Co-author Patrick A. Hagen, MD, also from Loyola University Medical Center, told Medscape Medical News that he and his colleagues wanted to show that, in the absence of a matched donor, cord blood transplants "can be done safely and with similar outcomes to other alternate donor sources."

He added that, with the older, higher-risk patient population, a "big sticking point is we often don't have time to wait around for other donors, so if there is a good cord available and the patient is in remission, we want to try to show from our experience that they should be taken to transplant."

Hagen said that one of the challenges with cord blood versus haploidentical transplants is the concern about infectious complications, but he agreed with Barker that "they are overblown."

He underlined that "we need to work to get the complications decreased, and so we're doing some correlative and phase 1/2 studies to look at that," including using donor T-cell infusions to decrease infection rates.

Hagen said that he "actually agrees with a lot of the points" Barker made, and added: "There are challenges with cord blood, and the approach shouldn't be to abandon the ship. The approach should be we improve on the outcomes."

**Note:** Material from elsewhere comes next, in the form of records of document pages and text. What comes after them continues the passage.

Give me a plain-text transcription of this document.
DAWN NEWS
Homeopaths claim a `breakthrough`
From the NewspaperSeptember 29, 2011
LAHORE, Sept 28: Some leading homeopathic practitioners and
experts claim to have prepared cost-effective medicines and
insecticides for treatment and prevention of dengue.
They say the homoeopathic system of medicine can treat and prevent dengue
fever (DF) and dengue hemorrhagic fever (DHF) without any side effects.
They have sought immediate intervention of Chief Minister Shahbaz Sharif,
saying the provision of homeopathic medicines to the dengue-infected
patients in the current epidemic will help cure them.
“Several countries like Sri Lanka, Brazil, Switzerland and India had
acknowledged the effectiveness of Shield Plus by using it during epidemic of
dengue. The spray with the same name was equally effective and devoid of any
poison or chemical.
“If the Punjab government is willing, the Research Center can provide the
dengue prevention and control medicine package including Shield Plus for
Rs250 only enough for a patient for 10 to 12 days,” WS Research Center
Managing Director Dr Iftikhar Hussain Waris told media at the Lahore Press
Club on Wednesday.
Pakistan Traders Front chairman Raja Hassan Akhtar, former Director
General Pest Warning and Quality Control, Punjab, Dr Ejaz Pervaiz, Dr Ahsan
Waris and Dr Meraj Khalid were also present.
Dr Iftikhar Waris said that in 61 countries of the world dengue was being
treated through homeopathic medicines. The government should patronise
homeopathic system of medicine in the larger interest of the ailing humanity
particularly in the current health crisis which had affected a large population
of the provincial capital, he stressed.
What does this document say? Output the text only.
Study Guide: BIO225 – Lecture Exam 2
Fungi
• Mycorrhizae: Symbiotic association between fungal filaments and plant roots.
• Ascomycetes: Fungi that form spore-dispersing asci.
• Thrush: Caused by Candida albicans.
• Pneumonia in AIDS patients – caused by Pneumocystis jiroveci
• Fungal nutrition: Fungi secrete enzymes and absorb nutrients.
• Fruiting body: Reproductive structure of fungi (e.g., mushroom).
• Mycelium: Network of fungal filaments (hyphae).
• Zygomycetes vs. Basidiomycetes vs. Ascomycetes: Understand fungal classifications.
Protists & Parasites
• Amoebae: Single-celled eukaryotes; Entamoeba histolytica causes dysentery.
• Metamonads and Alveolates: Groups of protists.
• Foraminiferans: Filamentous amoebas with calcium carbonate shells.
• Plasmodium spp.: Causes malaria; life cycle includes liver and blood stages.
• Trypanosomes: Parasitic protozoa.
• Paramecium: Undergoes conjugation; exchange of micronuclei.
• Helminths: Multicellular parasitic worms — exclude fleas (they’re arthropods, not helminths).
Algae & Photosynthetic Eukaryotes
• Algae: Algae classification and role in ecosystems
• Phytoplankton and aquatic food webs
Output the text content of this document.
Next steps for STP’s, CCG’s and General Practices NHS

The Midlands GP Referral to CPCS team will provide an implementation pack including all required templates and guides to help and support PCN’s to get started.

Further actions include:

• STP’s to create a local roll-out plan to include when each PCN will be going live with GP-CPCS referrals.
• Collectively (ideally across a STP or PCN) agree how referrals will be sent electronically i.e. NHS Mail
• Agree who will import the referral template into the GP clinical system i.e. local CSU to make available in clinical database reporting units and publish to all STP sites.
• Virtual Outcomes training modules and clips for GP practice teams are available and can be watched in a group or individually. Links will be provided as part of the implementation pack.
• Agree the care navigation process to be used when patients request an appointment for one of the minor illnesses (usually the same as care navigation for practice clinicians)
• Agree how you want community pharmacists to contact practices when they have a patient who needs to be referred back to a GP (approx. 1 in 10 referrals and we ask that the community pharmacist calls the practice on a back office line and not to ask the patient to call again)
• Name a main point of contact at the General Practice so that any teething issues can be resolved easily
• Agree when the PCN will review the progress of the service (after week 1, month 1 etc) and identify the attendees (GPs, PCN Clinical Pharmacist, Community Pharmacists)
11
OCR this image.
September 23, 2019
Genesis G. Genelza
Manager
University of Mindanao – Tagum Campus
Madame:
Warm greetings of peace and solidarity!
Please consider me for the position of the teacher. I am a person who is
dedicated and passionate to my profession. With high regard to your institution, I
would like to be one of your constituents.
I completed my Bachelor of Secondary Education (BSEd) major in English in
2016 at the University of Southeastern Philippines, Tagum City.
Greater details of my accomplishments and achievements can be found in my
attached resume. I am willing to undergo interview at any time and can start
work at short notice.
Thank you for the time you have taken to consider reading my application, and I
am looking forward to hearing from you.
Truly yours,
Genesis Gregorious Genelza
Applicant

Barker said that, despite the encouraging results with cord blood, one of the main issues of stem cell transplantation in general is the poor disease-free survival.

She said that, if transplant A is associated with a 3-year disease-free survival of 36% and transplant B has a disease-free survival of 39%, the general response is "they are the same and I like B."

However, her interpretation is that the treatment "failed in the majority of patients in both arms, and we need to improve each arm."

No study funding declared. The authors have reported no relevant financial relationships.